I haven't cleaned the fridge out but I did attack the medicine cupboard and took all the old stuff to the chemist - that got me a bit of a look! Glad it's done though.

Nelliemoser Tue 08-Apr-14 08:40:22

I was at DDs yesterday child minding and discovered a lot of water at the bottom of the fridge where the vege boxes sit. After mopping this up I took my knitting needles to the hole at the back of the fridge to allow the condensation at the back to drain away. This was blocked with the usual sort of fridge grunge.

It is much easier to notice the mess in other people's fridges than in your own.

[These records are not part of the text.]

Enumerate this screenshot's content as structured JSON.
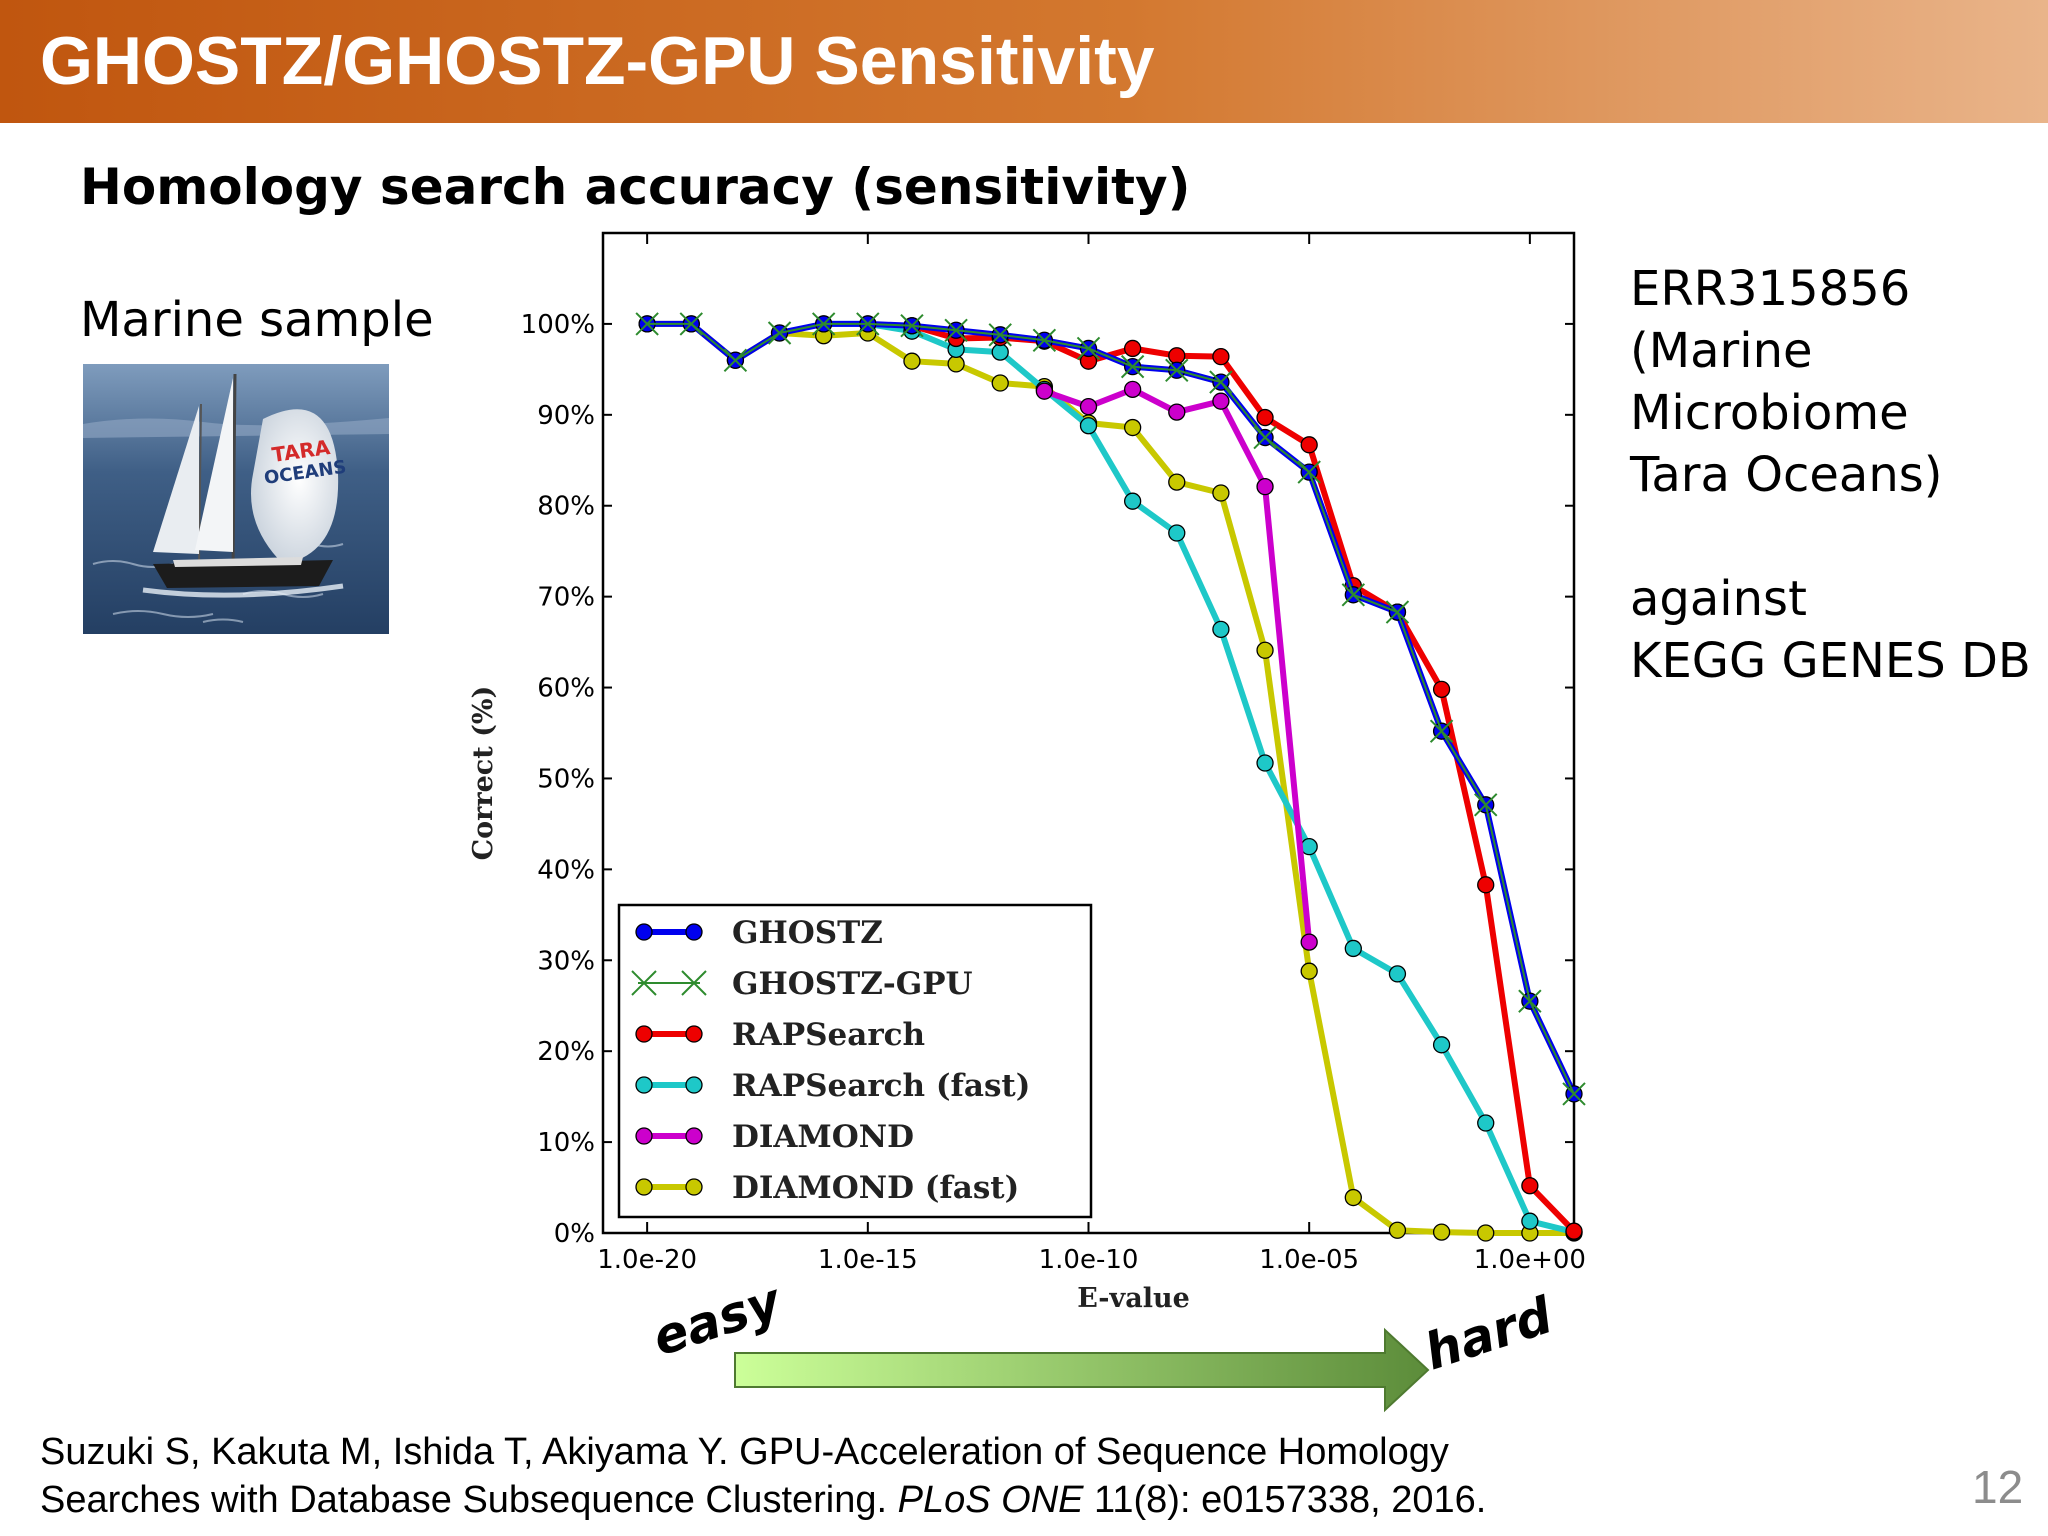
{
  "header": {
    "title": "GHOSTZ/GHOSTZ-GPU Sensitivity"
  },
  "subtitle": "Homology search accuracy (sensitivity)",
  "sample": {
    "label": "Marine sample",
    "photo_text_1": "TARA",
    "photo_text_2": "OCEANS"
  },
  "side_note": {
    "lines": [
      "ERR315856",
      "(Marine",
      "Microbiome",
      "Tara Oceans)",
      "",
      "against",
      "KEGG GENES DB"
    ]
  },
  "difficulty": {
    "easy": "easy",
    "hard": "hard",
    "arrow_start": "#ccff99",
    "arrow_end": "#5c8c3a"
  },
  "citation": {
    "line1": "Suzuki S, Kakuta M, Ishida T, Akiyama Y. GPU-Acceleration of Sequence Homology",
    "line2_pre": "Searches with Database Subsequence Clustering. ",
    "line2_journal": "PLoS ONE",
    "line2_post": " 11(8): e0157338, 2016."
  },
  "page_number": "12",
  "chart_data": {
    "type": "line",
    "title": "",
    "xlabel": "E-value",
    "ylabel": "Correct (%)",
    "x_scale": "log",
    "x_tick_labels": [
      "1.0e-20",
      "1.0e-15",
      "1.0e-10",
      "1.0e-05",
      "1.0e+00"
    ],
    "x_tick_values": [
      1e-20,
      1e-15,
      1e-10,
      1e-05,
      1
    ],
    "xlim": [
      1e-21,
      10.0
    ],
    "ylim": [
      0,
      110
    ],
    "y_ticks": [
      0,
      10,
      20,
      30,
      40,
      50,
      60,
      70,
      80,
      90,
      100
    ],
    "y_tick_labels": [
      "0%",
      "10%",
      "20%",
      "30%",
      "40%",
      "50%",
      "60%",
      "70%",
      "80%",
      "90%",
      "100%"
    ],
    "grid": false,
    "legend_position": "lower-left",
    "x": [
      1e-20,
      1e-19,
      1e-18,
      1e-17,
      1e-16,
      1e-15,
      1e-14,
      1e-13,
      1e-12,
      1e-11,
      1e-10,
      1e-09,
      1e-08,
      1e-07,
      1e-06,
      1e-05,
      0.0001,
      0.001,
      0.01,
      0.1,
      1,
      10
    ],
    "series": [
      {
        "name": "GHOSTZ",
        "color": "#0000ee",
        "marker": "circle",
        "values": [
          100,
          100,
          96,
          99,
          100,
          100,
          99.8,
          99.3,
          98.8,
          98.2,
          97.3,
          95.3,
          94.9,
          93.6,
          87.5,
          83.7,
          70.2,
          68.3,
          55.2,
          47.1,
          25.5,
          15.3
        ]
      },
      {
        "name": "GHOSTZ-GPU",
        "color": "#2e8b2e",
        "marker": "x",
        "values": [
          100,
          100,
          96,
          99,
          100,
          100,
          99.8,
          99.3,
          98.8,
          98.2,
          97.3,
          95.3,
          94.9,
          93.6,
          87.5,
          83.7,
          70.2,
          68.3,
          55.2,
          47.1,
          25.5,
          15.3
        ]
      },
      {
        "name": "RAPSearch",
        "color": "#ee0000",
        "marker": "circle",
        "values": [
          null,
          null,
          null,
          null,
          null,
          null,
          99.8,
          98.4,
          98.5,
          98.1,
          95.9,
          97.3,
          96.5,
          96.4,
          89.7,
          86.7,
          71.2,
          68.3,
          59.8,
          38.3,
          5.2,
          0.2
        ]
      },
      {
        "name": "RAPSearch (fast)",
        "color": "#1ec8c8",
        "marker": "circle",
        "values": [
          null,
          null,
          null,
          null,
          100,
          100,
          99.2,
          97.2,
          96.9,
          92.8,
          88.8,
          80.5,
          77.0,
          66.4,
          51.7,
          42.5,
          31.3,
          28.5,
          20.7,
          12.1,
          1.3,
          0.1
        ]
      },
      {
        "name": "DIAMOND",
        "color": "#cc00cc",
        "marker": "circle",
        "values": [
          null,
          null,
          null,
          null,
          null,
          null,
          null,
          null,
          null,
          92.6,
          90.9,
          92.8,
          90.3,
          91.5,
          82.1,
          32.0,
          null,
          null,
          null,
          null,
          null,
          null
        ]
      },
      {
        "name": "DIAMOND (fast)",
        "color": "#c8c800",
        "marker": "circle",
        "values": [
          100,
          100,
          96,
          99,
          98.7,
          99,
          95.9,
          95.6,
          93.5,
          93.1,
          89.1,
          88.6,
          82.6,
          81.4,
          64.1,
          28.8,
          3.9,
          0.3,
          0.1,
          0,
          0,
          0
        ]
      }
    ]
  }
}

annodomini Tue 08-Apr-14 08:57:49

I de-cluttered my sock drawer which I'd been having trouble closing and opening. I have decided to wear only soft-top socks, so chucked out all the pairs with elasticated tops that leave a mark long after you've taken them off. They filled a carrier bag which I left in a charity box, though I don't know if they can do anything with good used socks.

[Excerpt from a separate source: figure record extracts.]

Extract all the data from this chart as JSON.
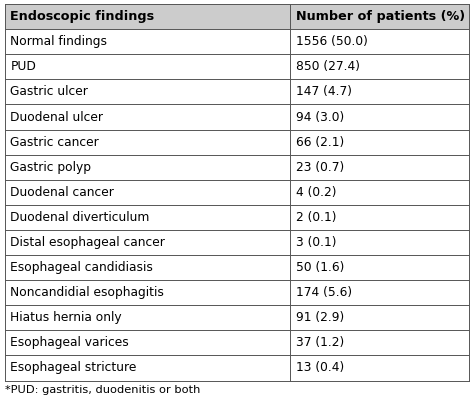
{
  "col1_header": "Endoscopic findings",
  "col2_header": "Number of patients (%)",
  "rows": [
    [
      "Normal findings",
      "1556 (50.0)"
    ],
    [
      "PUD",
      "850 (27.4)"
    ],
    [
      "Gastric ulcer",
      "147 (4.7)"
    ],
    [
      "Duodenal ulcer",
      "94 (3.0)"
    ],
    [
      "Gastric cancer",
      "66 (2.1)"
    ],
    [
      "Gastric polyp",
      "23 (0.7)"
    ],
    [
      "Duodenal cancer",
      "4 (0.2)"
    ],
    [
      "Duodenal diverticulum",
      "2 (0.1)"
    ],
    [
      "Distal esophageal cancer",
      "3 (0.1)"
    ],
    [
      "Esophageal candidiasis",
      "50 (1.6)"
    ],
    [
      "Noncandidial esophagitis",
      "174 (5.6)"
    ],
    [
      "Hiatus hernia only",
      "91 (2.9)"
    ],
    [
      "Esophageal varices",
      "37 (1.2)"
    ],
    [
      "Esophageal stricture",
      "13 (0.4)"
    ]
  ],
  "footnote": "*PUD: gastritis, duodenitis or both",
  "col_split": 0.615,
  "header_bg": "#cccccc",
  "row_bg": "#ffffff",
  "border_color": "#555555",
  "text_color": "#000000",
  "header_fontsize": 9.2,
  "row_fontsize": 8.8,
  "footnote_fontsize": 8.2,
  "fig_width": 4.74,
  "fig_height": 4.07,
  "dpi": 100
}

Stansgran Tue 08-Apr-14 11:28:12

Sock monkeys

durhamjen Tue 08-Apr-14 11:28:31

I am sure Oxfam take anything, even old socks and bras. They can sell on from their recycling centre in Yorkshire. It can even go as mattress stuffing.

Charleygirl Tue 08-Apr-14 11:42:14

Mishap you are obviously in the mood- I have a f/f and a single fridge, both which would love your attention.

There is a local fellow who cleans out kitchen cupboards, fridges, floors, the inside window (s) and the dreaded oven, all for £40. I think that is quite a bargain. If he would add my venetian blinds I think that he may have a deal in the near future.

Bellasnana Tue 08-Apr-14 11:54:44

Charleygirl do you think your local bloke would like to visit Malta? grin

Elegran Tue 08-Apr-14 11:55:59

Anno You could have posted those socks to the Budongo chimps, Edinburgh Zoo, EH12 6TS.

The keepers hide fruit in them, so that they have to find it and extract it. They also use old Tshirts, jumpers and pillow-cases as part of their "enrichment" - though I am not quite sure how enriching smelly old socks are. They are stimulated by having to search for their food in new and interesting places, rather than getting it served up at set times in a neat bowl.

Things don't last long - they get ripped up in no time - so a constant supply is needed.